28. Açıklanan nedenlerle kural Anayasa’nın 13.,
26. ve 28. maddelerine aykırıdır. İptali gerekir.
Serdar ÖZGÜLDÜR bu görüşe ek gerekçeyle
katılmıştır.
Muammer TOPAL, M. Emin KUZ, Kadir ÖZKAYA, Recai
AKYEL ve Yıldız SEFERİNOĞLU bu görüşe katılmamışlardır.
Kural, Anayasa’nın 13., 26. ve 28. maddelerine aykırı
görülerek iptal edildiğinden ayrıca Anayasa’nın 2. maddesi yönünden
incelenmemiştir.
IV. YÜRÜRLÜĞÜN DURDURULMASI TALEBİ
29. Başvuru
kararında özetle itiraz konusu kuralın uygulanması hâlinde telafisi güç veya
imkânsız zararlar doğabileceği belirtilerek yürürlüğünün durdurulmasına karar
verilmesi talep edilmiştir.
15/2/2011
tarihli ve 6112 sayılı Radyo ve Televizyonların Kuruluş ve Yayın Hizmetleri
Hakkında Kanun’un geçici 4. maddesinin (1) numaralı fıkrasının üçüncü
cümlesinde yer alan “Kanal ve frekans
kullanım bedelini 42 nci maddeye göre ödemeyen…” ibaresine yönelik yürürlüğün durdurulması talebinin,
koşulları oluşmadığından REDDİNE 16/10/2019 tarihinde OYBİRLİĞİYLE karar
verilmiştir.
V. HÜKÜM
15/2/2011
tarihli ve 6112 sayılı Radyo ve Televizyonların Kuruluş ve Yayın Hizmetleri
Hakkında Kanun’un geçici 4. maddesinin (1) numaralı fıkrasının üçüncü
cümlesinde yer alan “Kanal ve frekans
kullanım bedelini 42 nci maddeye göre ödemeyen…” ibaresinin Anayasa’ya aykırı olduğuna ve İPTALİNE, Muammer TOPAL, M.

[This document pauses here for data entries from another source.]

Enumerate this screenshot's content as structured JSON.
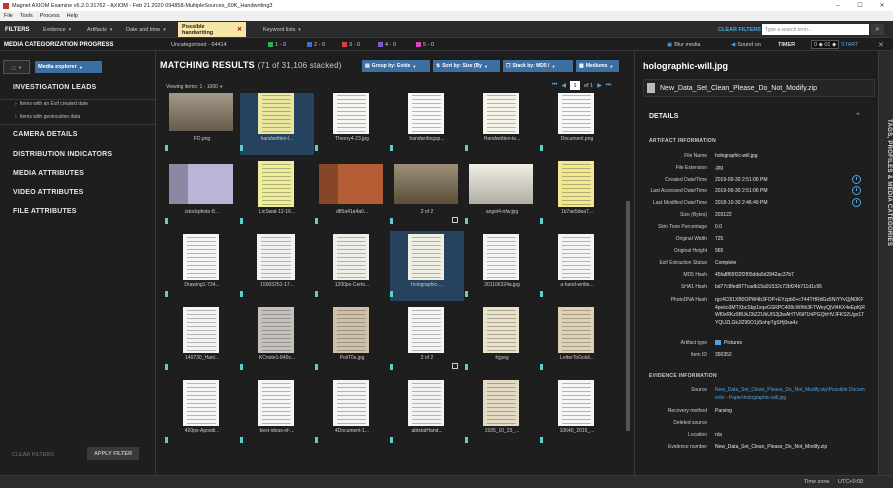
{
  "window": {
    "title": "Magnet AXIOM Examine v6.2.0.31762 - AXIOM - Feb 21 2020 094858-MultipleSources_60K_Handwriting3"
  },
  "menu": [
    "File",
    "Tools",
    "Process",
    "Help"
  ],
  "filter_bar": {
    "title": "FILTERS",
    "evidence": "Evidence",
    "artifacts": "Artifacts",
    "date_time": "Date and time",
    "active_filter": "Possible handwriting",
    "keyword": "Keyword lists",
    "clear": "CLEAR FILTERS",
    "search_placeholder": "Type a search term..."
  },
  "categorization": {
    "title": "MEDIA CATEGORIZATION PROGRESS",
    "uncategorized": "Uncategorized - 64414",
    "cats": [
      {
        "label": "1 - 0",
        "color": "#2eaf5a"
      },
      {
        "label": "2 - 0",
        "color": "#3b6fd4"
      },
      {
        "label": "3 - 0",
        "color": "#d44343"
      },
      {
        "label": "4 - 0",
        "color": "#7d5bc8"
      },
      {
        "label": "5 - 0",
        "color": "#d54ac2"
      }
    ],
    "blur": "Blur media",
    "sound": "Sound on",
    "timer": "TIMER",
    "timer_value": "0 ◆ 01 ◆",
    "start": "START"
  },
  "left_panel": {
    "explorer": "Media explorer",
    "investigation": "INVESTIGATION LEADS",
    "lead_items": [
      "Items with an Exif created date",
      "Items with geolocation data"
    ],
    "sections": [
      "CAMERA DETAILS",
      "DISTRIBUTION INDICATORS",
      "MEDIA ATTRIBUTES",
      "VIDEO ATTRIBUTES",
      "FILE ATTRIBUTES"
    ],
    "clear": "CLEAR FILTERS",
    "apply": "APPLY FILTER"
  },
  "results": {
    "title": "MATCHING RESULTS",
    "subtitle": "(71 of 31,106 stacked)",
    "group_by": "Group by: Evide",
    "sort_by": "Sort by: Size (By",
    "stack_by": "Stack by: MD5 /",
    "size": "Mediums",
    "viewing": "Viewing items: 1 - 1000",
    "page": "1",
    "page_of": "of 1",
    "items": [
      {
        "name": "FD.png",
        "tone": "#8a7a66",
        "kind": "photo",
        "tick": true,
        "stack": false
      },
      {
        "name": "handwritten-l...",
        "tone": "#ece7a0",
        "kind": "doc",
        "tick": true,
        "stack": false,
        "sel": true
      },
      {
        "name": "Theory4-23.jpg",
        "tone": "#f5f5f2",
        "kind": "doc",
        "tick": true,
        "stack": false
      },
      {
        "name": "handwritingsp...",
        "tone": "#f8f8f6",
        "kind": "doc",
        "tick": true,
        "stack": false
      },
      {
        "name": "Handwritten-le...",
        "tone": "#f5f3ea",
        "kind": "doc",
        "tick": true,
        "stack": false
      },
      {
        "name": "Document.png",
        "tone": "#f7f7f7",
        "kind": "doc",
        "tick": true,
        "stack": false
      },
      {
        "name": "istockphoto-8...",
        "tone": "#b9b5d8",
        "kind": "card",
        "tick": true,
        "stack": false
      },
      {
        "name": "LicSwat-12-16...",
        "tone": "#eeee99",
        "kind": "doc",
        "tick": true,
        "stack": false
      },
      {
        "name": "d85a41a4a0...",
        "tone": "#b55e36",
        "kind": "card",
        "tick": true,
        "stack": false
      },
      {
        "name": "2 of 2",
        "tone": "#7a6a4d",
        "kind": "photo",
        "tick": true,
        "stack": true
      },
      {
        "name": "angel4-nfw.jpg",
        "tone": "#ece8dc",
        "kind": "photo",
        "tick": true,
        "stack": false
      },
      {
        "name": "1b7ae5dea7...",
        "tone": "#f2e88e",
        "kind": "doc",
        "tick": true,
        "stack": false
      },
      {
        "name": "Drawing1-734...",
        "tone": "#f6f6f6",
        "kind": "doc",
        "tick": true,
        "stack": false
      },
      {
        "name": "15003251-17...",
        "tone": "#f1f1ef",
        "kind": "cert",
        "tick": true,
        "stack": false
      },
      {
        "name": "1200px-Certo...",
        "tone": "#efefe9",
        "kind": "doc",
        "tick": true,
        "stack": false
      },
      {
        "name": "holographic-...",
        "tone": "#efefe6",
        "kind": "doc",
        "tick": true,
        "stack": false,
        "sel": true
      },
      {
        "name": "201106324a.jpg",
        "tone": "#f4f4f4",
        "kind": "doc",
        "tick": true,
        "stack": false
      },
      {
        "name": "a-hand-writte...",
        "tone": "#f4f4f2",
        "kind": "doc",
        "tick": true,
        "stack": false
      },
      {
        "name": "140730_Hanl...",
        "tone": "#f3f3f3",
        "kind": "doc",
        "tick": true,
        "stack": false
      },
      {
        "name": "KCnote1-840x...",
        "tone": "#c6c2bb",
        "kind": "doc",
        "tick": true,
        "stack": false
      },
      {
        "name": "PoiiT0s.jpg",
        "tone": "#d0c0a8",
        "kind": "doc",
        "tick": true,
        "stack": false
      },
      {
        "name": "2 of 2",
        "tone": "#f4f4f4",
        "kind": "doc",
        "tick": true,
        "stack": true
      },
      {
        "name": "fcjpeg",
        "tone": "#e9e1c8",
        "kind": "doc",
        "tick": true,
        "stack": false
      },
      {
        "name": "LetterToGoldi...",
        "tone": "#dfd1b2",
        "kind": "doc",
        "tick": true,
        "stack": false
      },
      {
        "name": "420px-Apostil...",
        "tone": "#f6f6f6",
        "kind": "doc",
        "tick": true,
        "stack": false
      },
      {
        "name": "best-ideas-of-...",
        "tone": "#f5f5f5",
        "kind": "doc",
        "tick": true,
        "stack": false
      },
      {
        "name": "4Document-1...",
        "tone": "#f4f4f4",
        "kind": "doc",
        "tick": true,
        "stack": false
      },
      {
        "name": "abtstatHand...",
        "tone": "#f3f3f3",
        "kind": "doc",
        "tick": true,
        "stack": false
      },
      {
        "name": "1935_10_23_...",
        "tone": "#e5dac3",
        "kind": "doc",
        "tick": true,
        "stack": false
      },
      {
        "name": "10640_2015_...",
        "tone": "#f5f5f5",
        "kind": "doc",
        "tick": true,
        "stack": false
      }
    ]
  },
  "details": {
    "title": "holographic-will.jpg",
    "source_file": "New_Data_Set_Clean_Please_Do_Not_Modify.zip",
    "header": "DETAILS",
    "artifact_info": "ARTIFACT INFORMATION",
    "fields": [
      {
        "k": "File Name",
        "v": "holographic-will.jpg"
      },
      {
        "k": "File Extension",
        "v": ".jpg"
      },
      {
        "k": "Created Date/Time",
        "v": "2019-09-30 2:51:06 PM",
        "clock": true
      },
      {
        "k": "Last Accessed Date/Time",
        "v": "2019-09-30 2:51:06 PM",
        "clock": true
      },
      {
        "k": "Last Modified Date/Time",
        "v": "2018-10-30 2:46:49 PM",
        "clock": true
      },
      {
        "k": "Size (Bytes)",
        "v": "203122"
      },
      {
        "k": "Skin Tone Percentage",
        "v": "0.0"
      },
      {
        "k": "Original Width",
        "v": "725"
      },
      {
        "k": "Original Height",
        "v": "965"
      },
      {
        "k": "Exif Extraction Status",
        "v": "Complete"
      },
      {
        "k": "MD5 Hash",
        "v": "45fa8f65f32f2f05dda5d2842ac37b7"
      },
      {
        "k": "SHA1 Hash",
        "v": "bd77c8fed877cadb15a91532c72bf24b711d1c95"
      }
    ],
    "photodna_label": "PhotoDNA Hash",
    "photodna_value": "rgc4C0l1XB0OPW4b3FOP+EYzpb0+cT44THRdGs5NIYYvQjN0KF4peko3MTXbcSbp1xqeGSRPC408cWIhh3FTWeyQjVI4KX4eEpKjRWf0xRKz9BUkJ3tZZUbUIS3j3wAHTV6iP1hIPGQhHVJFKS2Ugo1TYQUZLGkJl295O1jiSohpTgSHj0sa4z",
    "artifact_type_label": "Artifact type",
    "artifact_type": "Pictures",
    "item_id_label": "Item ID",
    "item_id": "350352",
    "evidence_info": "EVIDENCE INFORMATION",
    "source_label": "Source",
    "source_value": "New_Data_Set_Clean_Please_Do_Not_Modify.zip\\Possible Documents - Paper\\holographic-will.jpg",
    "recovery_label": "Recovery method",
    "recovery_value": "Parsing",
    "deleted_label": "Deleted source",
    "deleted_value": "",
    "location_label": "Location",
    "location_value": "n/a",
    "evnum_label": "Evidence number",
    "evnum_value": "New_Data_Set_Clean_Please_Do_Not_Modify.zip"
  },
  "side_tab": "TAGS, PROFILES & MEDIA CATEGORIES",
  "status": {
    "tz_label": "Time zone",
    "tz": "UTC+0:00"
  }
}
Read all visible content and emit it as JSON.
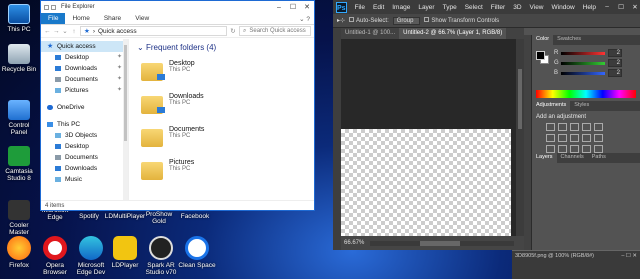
{
  "desktop": {
    "icons": [
      "This PC",
      "Recycle Bin",
      "Control Panel",
      "Camtasia Studio 8",
      "Cooler Master"
    ],
    "row_labels": [
      "Microsoft Edge",
      "Spotify",
      "LDMultiPlayer",
      "ProShow Gold",
      "Facebook"
    ],
    "taskbar_icons": [
      "Firefox",
      "Opera Browser",
      "Microsoft Edge Dev",
      "LDPlayer",
      "Spark AR Studio v70",
      "Clean Space"
    ]
  },
  "explorer": {
    "title": "File Explorer",
    "ribbon_tabs": [
      "File",
      "Home",
      "Share",
      "View"
    ],
    "address": "Quick access",
    "search_placeholder": "Search Quick access",
    "nav": {
      "quick_access": "Quick access",
      "qa_items": [
        "Desktop",
        "Downloads",
        "Documents",
        "Pictures"
      ],
      "onedrive": "OneDrive",
      "this_pc": "This PC",
      "pc_items": [
        "3D Objects",
        "Desktop",
        "Documents",
        "Downloads",
        "Music"
      ]
    },
    "group_title": "Frequent folders (4)",
    "folders": [
      {
        "name": "Desktop",
        "location": "This PC"
      },
      {
        "name": "Downloads",
        "location": "This PC"
      },
      {
        "name": "Documents",
        "location": "This PC"
      },
      {
        "name": "Pictures",
        "location": "This PC"
      }
    ],
    "status": "4 items"
  },
  "photoshop": {
    "logo": "Ps",
    "menu": [
      "File",
      "Edit",
      "Image",
      "Layer",
      "Type",
      "Select",
      "Filter",
      "3D",
      "View",
      "Window",
      "Help"
    ],
    "options": {
      "auto_select": "Auto-Select:",
      "group": "Group",
      "transform": "Show Transform Controls"
    },
    "tabs": [
      "Untitled-1 @ 100...",
      "Untitled-2 @ 66.7% (Layer 1, RGB/8)"
    ],
    "zoom": "66.67%",
    "color_tabs": [
      "Color",
      "Swatches"
    ],
    "sliders": [
      {
        "label": "R",
        "value": "2",
        "color": "#ff3333"
      },
      {
        "label": "G",
        "value": "2",
        "color": "#33cc33"
      },
      {
        "label": "B",
        "value": "2",
        "color": "#3366ff"
      }
    ],
    "adj_tabs": [
      "Adjustments",
      "Styles"
    ],
    "adj_add": "Add an adjustment",
    "layer_tabs": [
      "Layers",
      "Channels",
      "Paths"
    ]
  },
  "ps2": {
    "title": "3D8905f.png @ 100% (RGB/8#)"
  }
}
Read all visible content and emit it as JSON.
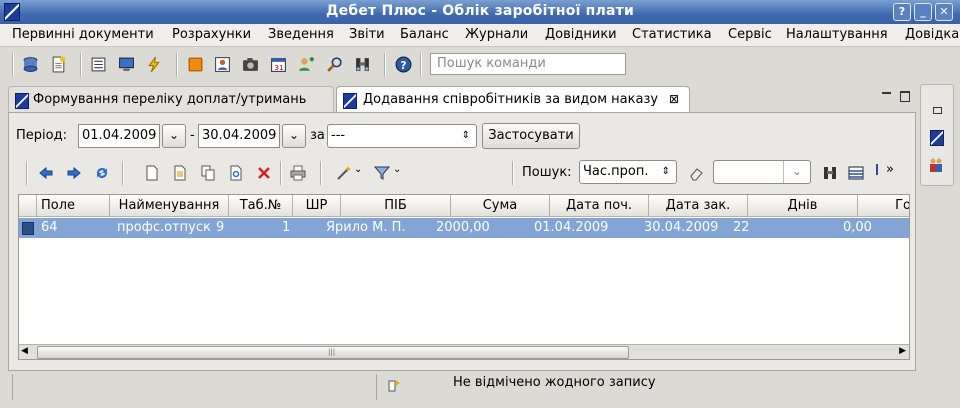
{
  "window": {
    "title": "Дебет Плюс - Облік заробітної плати"
  },
  "menu": [
    "Первинні документи",
    "Розрахунки",
    "Зведення",
    "Звіти",
    "Баланс",
    "Журнали",
    "Довідники",
    "Статистика",
    "Сервіс",
    "Налаштування",
    "Довідка"
  ],
  "command_search": {
    "placeholder": "Пошук команди"
  },
  "tabs": [
    {
      "label": "Формування переліку доплат/утримань",
      "active": false
    },
    {
      "label": "Додавання співробітників за видом наказу",
      "active": true,
      "close": "⊠"
    }
  ],
  "filter": {
    "period_label": "Період:",
    "date_from": "01.04.2009",
    "dash": "-",
    "date_to": "30.04.2009",
    "by_label": "за",
    "by_value": "---",
    "apply_label": "Застосувати"
  },
  "grid_search": {
    "label": "Пошук:",
    "field_value": "Час.проп.",
    "overflow": "»"
  },
  "table": {
    "columns": [
      "Поле",
      "Найменування",
      "Таб.№",
      "ШР",
      "ПІБ",
      "Сума",
      "Дата поч.",
      "Дата зак.",
      "Днів",
      "Год"
    ],
    "rows": [
      [
        "64",
        "профс.отпуск",
        "9",
        "1",
        "Ярило М. П.",
        "2000,00",
        "01.04.2009",
        "30.04.2009",
        "22",
        "0,00"
      ]
    ]
  },
  "status": {
    "text": "Не відмічено жодного запису"
  },
  "colors": {
    "title_bar": "#3f6ab0",
    "selection": "#82a5d6",
    "delete": "#d02020"
  }
}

Emin KUZ, Kadir ÖZKAYA, Recai AKYEL ile Yıldız SEFERİNOĞLU’nun karşıoyları ve
OYÇOKLUĞUYLA 16/10/2019 tarihinde karar verildi.
Başkan
Zühtü
ARSLAN
|
Başkanvekili
Engin
YILDIRIM
|
Başkanvekili
Hasan
Tahsin GÖKCAN
|
Üye
Serdar
ÖZGÜLDÜR
|
Üye
Recep
KÖMÜRCÜ
|
Üye
Burhan
ÜSTÜN
|
Üye
Hicabi
DURSUN
|
Üye
Celal
Mümtaz AKINCI
|
Üye
Muammer
TOPAL
|
Üye
M.
Emin KUZ
|
Üye
Kadir
ÖZKAYA
|
Üye
Rıdvan
GÜLEÇ
|
Üye
Recai
AKYEL
|
Üye
Yusuf
Şevki HAKYEMEZ
|
Üye
Yıldız
SEFERİNOĞLU
|
Üye
Selahaddin
MENTEŞ
|
EK GEREKÇE
İtiraz mahkemesi, başvurusunda; itiraza konu kuralın geçici
maddeyle düzenlendiğini, geçici bir durumun süreklilik kazanacak bir şekilde
uygulanamayacağını, bu durumun ise Anayasa’nın 2. maddesindeki hukuk devleti
ilkesine aykırı olduğunu öne sürmektedir.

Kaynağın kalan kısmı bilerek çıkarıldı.